RM1(SS) (ret) said...

Reporting per instructions at Liz B's....

"What was that book where the building elevator took the girl back in time? and she and her father ended up moving to the past? darn it..."

Time at the Top, by Edward Ormondroyd. There's a sequel, All in Good Time. Excellent books, especially the former, but they're set in the 1950s and 1890s.

I'll chime in on the recommendations for the Melendy books, the All-of-a-Kind Family books (I still need to read the last one), and Here Lies the Librarian. Richard Peck's A Long Way from Chicago (Newbery Honour book) and its sequel, A Year Down Yonder (Newbery Medal book), have been recommended by my wife; they're next on my TBR list.

Swallows and Amazons (plus 11 sequels, by Arthur Ransome)!!!!!!!

The two Gone-Away Lake books (Elizabeth Enright) and the three Invisible Island books (Dean Marshal) are late '40s/early '50s, but they're not too different from books published right before or during WW II.
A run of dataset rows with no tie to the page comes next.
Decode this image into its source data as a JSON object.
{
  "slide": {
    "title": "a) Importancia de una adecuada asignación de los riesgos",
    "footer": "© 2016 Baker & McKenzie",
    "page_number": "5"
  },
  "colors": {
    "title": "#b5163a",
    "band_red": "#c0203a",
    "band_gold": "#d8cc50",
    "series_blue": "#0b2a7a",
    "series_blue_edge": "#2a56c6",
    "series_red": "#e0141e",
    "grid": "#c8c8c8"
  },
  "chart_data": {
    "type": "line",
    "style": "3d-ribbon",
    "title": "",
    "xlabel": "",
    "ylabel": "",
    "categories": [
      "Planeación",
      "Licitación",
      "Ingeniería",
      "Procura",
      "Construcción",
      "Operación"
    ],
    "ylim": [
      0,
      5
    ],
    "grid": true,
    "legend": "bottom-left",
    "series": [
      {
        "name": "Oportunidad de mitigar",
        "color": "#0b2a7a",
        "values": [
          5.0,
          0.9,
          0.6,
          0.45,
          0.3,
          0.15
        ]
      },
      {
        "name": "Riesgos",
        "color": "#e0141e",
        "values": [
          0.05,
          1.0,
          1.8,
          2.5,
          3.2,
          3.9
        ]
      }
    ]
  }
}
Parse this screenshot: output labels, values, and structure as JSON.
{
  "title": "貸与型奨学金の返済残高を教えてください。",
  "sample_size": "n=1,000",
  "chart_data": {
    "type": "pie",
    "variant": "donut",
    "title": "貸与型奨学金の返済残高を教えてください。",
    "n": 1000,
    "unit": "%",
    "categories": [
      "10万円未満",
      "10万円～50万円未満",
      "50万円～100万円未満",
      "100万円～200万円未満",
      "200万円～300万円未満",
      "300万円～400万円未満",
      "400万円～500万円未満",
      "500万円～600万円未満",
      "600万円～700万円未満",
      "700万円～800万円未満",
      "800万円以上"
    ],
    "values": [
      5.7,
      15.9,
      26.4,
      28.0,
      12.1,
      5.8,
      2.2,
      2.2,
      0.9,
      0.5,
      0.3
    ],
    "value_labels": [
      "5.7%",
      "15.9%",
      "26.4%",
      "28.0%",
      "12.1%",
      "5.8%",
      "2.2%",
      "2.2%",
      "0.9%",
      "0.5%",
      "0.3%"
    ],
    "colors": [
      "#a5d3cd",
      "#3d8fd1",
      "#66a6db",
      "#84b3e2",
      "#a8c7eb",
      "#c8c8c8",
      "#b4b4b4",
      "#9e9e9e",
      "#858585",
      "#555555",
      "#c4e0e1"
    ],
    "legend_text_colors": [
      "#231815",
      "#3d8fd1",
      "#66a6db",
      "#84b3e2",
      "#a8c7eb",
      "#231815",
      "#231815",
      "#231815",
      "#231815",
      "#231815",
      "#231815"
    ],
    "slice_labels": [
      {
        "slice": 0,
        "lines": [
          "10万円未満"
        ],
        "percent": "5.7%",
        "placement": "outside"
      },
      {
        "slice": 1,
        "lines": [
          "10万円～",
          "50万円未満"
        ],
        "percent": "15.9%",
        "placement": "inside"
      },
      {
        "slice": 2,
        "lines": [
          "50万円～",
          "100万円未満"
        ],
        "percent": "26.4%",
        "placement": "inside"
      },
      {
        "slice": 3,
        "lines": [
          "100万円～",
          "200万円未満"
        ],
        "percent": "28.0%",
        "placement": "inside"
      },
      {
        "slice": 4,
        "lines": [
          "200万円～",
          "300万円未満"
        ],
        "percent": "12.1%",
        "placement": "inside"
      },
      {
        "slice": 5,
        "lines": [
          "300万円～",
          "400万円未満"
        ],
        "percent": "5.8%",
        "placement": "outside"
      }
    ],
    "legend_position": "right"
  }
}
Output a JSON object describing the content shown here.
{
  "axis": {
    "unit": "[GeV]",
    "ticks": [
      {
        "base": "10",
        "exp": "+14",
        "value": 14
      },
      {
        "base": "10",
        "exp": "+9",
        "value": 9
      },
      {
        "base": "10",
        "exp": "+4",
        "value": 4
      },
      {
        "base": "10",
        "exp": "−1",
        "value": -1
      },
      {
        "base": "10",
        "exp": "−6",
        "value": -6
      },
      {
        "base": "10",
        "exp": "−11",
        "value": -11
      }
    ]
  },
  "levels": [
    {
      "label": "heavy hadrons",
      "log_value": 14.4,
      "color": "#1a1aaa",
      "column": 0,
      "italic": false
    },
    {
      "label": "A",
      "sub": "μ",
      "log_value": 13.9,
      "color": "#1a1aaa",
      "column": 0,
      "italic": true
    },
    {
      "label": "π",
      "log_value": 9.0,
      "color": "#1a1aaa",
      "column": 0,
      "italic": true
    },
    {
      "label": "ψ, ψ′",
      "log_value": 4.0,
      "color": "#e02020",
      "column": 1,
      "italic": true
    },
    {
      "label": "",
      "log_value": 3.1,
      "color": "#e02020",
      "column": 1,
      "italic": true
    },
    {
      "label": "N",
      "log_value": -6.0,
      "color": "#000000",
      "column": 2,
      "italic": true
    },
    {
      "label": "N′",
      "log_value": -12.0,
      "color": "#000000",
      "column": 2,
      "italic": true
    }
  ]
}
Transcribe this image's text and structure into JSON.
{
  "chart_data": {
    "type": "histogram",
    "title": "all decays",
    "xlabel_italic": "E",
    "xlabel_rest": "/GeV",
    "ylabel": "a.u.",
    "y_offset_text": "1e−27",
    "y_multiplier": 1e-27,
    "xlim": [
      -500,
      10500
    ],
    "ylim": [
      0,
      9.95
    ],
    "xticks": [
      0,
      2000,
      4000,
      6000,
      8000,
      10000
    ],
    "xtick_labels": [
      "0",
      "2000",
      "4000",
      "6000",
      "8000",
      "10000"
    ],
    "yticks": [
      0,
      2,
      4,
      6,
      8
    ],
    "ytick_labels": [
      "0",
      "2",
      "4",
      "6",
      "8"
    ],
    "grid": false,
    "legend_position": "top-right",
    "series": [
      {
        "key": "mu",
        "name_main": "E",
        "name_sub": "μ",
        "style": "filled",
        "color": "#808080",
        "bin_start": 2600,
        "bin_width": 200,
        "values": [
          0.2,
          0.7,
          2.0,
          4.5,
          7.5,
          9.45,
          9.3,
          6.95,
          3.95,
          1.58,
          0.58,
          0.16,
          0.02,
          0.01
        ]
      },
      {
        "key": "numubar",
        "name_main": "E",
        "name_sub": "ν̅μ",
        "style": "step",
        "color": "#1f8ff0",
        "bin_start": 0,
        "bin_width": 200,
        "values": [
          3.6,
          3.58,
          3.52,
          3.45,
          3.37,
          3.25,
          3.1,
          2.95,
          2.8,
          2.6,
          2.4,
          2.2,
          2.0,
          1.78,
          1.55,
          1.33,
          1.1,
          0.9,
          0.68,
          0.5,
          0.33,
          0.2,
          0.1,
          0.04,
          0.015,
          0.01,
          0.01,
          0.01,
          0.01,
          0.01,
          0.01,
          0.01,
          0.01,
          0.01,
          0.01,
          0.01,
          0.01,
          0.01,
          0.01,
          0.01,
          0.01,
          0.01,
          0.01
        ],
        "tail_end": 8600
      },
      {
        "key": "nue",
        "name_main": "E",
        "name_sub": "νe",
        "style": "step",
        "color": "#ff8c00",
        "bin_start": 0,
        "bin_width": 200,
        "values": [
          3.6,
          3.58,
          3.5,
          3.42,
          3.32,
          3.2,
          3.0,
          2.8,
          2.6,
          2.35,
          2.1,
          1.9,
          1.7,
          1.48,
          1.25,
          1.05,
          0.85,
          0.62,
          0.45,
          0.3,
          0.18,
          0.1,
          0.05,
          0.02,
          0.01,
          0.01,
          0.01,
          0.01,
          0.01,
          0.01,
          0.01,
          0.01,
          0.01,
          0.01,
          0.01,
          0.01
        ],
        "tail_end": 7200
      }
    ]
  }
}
A lot of the Stratemeyer books are available on-line at Gutenberg - Rover Boys, Outdoor Girls, the original Tom Swift, &c. (Check the "Stratemeyer Syndicate" article at Wikipedia, and look at the links at the bottom of the page.) I've downloaded books from each of the three series I mentioned so I can read them.

RM1(SS) (ret) said...

(Actually, the Swallows & Amazons books are set in 1930s England, but I recommend them anyway.)

SamRiddleburger said...

Got to go with Queenie Peavey by Robert Burch!

Charlotte said...

I love The Ornament Tree, by Jean Thesman (women's rights and more on the West Coast, 1918), and After the Dancing Days (WWI soldiers coming home) by Margaret Rostkowski.